Neuromuscular Diseases: Causes, Types and Treatments

The Neuromuscular Diseases (NMS) are a set of more than 150 neurological diseases of genetic origin, although each one responds to a different mechanism. Their nature is progressive and they are all characterized by the loss of strength in the muscles.

They are chronic and cause a great disability in the people who suffer them, affecting in their day to day life as well as in their quality of life. MMS may appear at any time in life, but more than 50% of them are from childhood onset.

Neuromuscular diseases

Currently, it is estimated that in Spain more than 60,000 people suffer from one of these diseases. In addition, NMS are classified within the group of Rare Diseases, due to their low prevalence.

Each of these diseases affects few people, but if we add the total number of people affected by this set of diseases, we see how they affect a considerable group of the population.

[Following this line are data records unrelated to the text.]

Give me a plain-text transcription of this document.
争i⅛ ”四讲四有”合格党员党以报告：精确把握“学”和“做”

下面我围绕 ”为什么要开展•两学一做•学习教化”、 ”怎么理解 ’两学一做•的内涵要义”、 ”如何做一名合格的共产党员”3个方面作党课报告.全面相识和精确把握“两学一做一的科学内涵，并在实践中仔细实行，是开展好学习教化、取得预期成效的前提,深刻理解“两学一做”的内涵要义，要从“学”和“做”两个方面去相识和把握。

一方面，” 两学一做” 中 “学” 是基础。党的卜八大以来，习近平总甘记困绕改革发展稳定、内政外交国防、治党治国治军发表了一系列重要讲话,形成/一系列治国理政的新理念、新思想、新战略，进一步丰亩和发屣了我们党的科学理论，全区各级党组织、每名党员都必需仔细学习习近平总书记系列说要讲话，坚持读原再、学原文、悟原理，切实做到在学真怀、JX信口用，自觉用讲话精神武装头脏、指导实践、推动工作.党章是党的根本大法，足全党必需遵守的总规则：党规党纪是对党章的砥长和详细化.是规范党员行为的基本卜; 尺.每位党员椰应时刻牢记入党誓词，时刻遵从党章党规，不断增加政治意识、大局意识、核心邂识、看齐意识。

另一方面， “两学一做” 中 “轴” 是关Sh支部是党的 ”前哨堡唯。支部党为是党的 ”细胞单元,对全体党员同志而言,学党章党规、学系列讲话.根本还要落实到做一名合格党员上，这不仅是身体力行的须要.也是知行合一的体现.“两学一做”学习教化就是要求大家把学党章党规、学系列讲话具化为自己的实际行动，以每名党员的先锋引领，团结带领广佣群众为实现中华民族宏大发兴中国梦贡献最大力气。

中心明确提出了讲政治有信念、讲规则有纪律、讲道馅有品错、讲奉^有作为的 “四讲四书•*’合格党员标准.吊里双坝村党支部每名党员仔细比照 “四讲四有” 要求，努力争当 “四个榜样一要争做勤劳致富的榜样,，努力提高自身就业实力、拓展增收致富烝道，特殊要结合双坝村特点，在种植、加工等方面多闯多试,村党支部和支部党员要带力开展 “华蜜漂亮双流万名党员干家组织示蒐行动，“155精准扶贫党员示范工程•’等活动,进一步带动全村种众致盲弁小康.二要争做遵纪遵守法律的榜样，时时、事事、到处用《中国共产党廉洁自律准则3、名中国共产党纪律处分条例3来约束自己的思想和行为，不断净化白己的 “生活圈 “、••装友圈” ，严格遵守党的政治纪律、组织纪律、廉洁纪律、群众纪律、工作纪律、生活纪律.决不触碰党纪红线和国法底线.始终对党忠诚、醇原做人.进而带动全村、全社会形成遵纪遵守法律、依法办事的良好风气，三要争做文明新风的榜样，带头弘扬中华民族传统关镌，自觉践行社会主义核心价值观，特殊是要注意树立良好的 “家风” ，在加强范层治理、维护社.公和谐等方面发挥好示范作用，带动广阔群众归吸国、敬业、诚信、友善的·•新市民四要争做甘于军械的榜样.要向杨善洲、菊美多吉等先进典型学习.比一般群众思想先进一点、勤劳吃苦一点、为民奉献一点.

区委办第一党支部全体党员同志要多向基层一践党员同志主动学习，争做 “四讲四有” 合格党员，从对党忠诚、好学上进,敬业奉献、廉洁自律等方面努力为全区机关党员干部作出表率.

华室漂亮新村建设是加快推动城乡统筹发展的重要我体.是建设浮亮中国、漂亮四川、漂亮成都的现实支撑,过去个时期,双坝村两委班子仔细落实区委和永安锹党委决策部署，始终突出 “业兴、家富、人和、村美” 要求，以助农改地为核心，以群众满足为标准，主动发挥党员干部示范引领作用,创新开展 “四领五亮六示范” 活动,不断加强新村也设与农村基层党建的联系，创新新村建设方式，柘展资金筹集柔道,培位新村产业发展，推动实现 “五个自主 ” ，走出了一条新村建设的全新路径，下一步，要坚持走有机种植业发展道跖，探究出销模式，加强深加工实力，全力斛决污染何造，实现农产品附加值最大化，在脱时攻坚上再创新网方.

Etiology of neuromuscular diseases

The causes for the occurrence of Neuromuscular Diseases are multiple, they can be classified according to whether they are genetic or acquired.

Genetics

The disease occurs as a consequence of the alteration of a certain gene that will vary according to which ENM is. In this type, there are often several people affected in the same family. There are different types of genetic inheritance.

  1. Autosomal dominant: The gene that carries the disease is in the autosomes (pairs of chromosomes) and its effect is not compensated by the normal gene that corresponds to it. That is, in these cases the disease develops.
  1. Autosomal recessive : The normal gene compensates for the effect of the anomalous gene. In this case, the person may or may not present the symptomatology.
  1. Recessive linked to sex : The genetic defect is found in the pair of chromosomes that determines sex. In the case of being in the X, the men will present the disease. Therefore, women can be carriers and, nevertheless, do not present the symptomatology. In these cases, the severity of the disease will vary depending on the degree of penetrance and whether more genes are involved in the mechanism of the disease.

Acquired

Its transmission is not genetic. The mechanisms are diverse:

  1. Immune source or autoimmune base : The immune system attacks one's own Cells Of the body because it does not recognize them.
  1. Of infectious origin : Due to the action of an exogenous agent, such as viruses or parasites.
  1. Of toxic-drug origin : They are produced by toxic exogenous, for example: some drugs, industrial or vegetable toxicants.
  1. Of endocrine-metabolic origin : There are 3 main causes; Deficiency of essential nutrients or vitamins, absence / excess of certain hormones and the action of endogenous poisons produced by a malfunction.

Types

There are different types to classify NMS, according to the criteria that are followed (pathophysiological, clinical, form of transmission, etc.). I will then use the classification used by the Spanish Federation of Neuromuscular Diseases (ASEM). In this classification, those that are toxic are not listed.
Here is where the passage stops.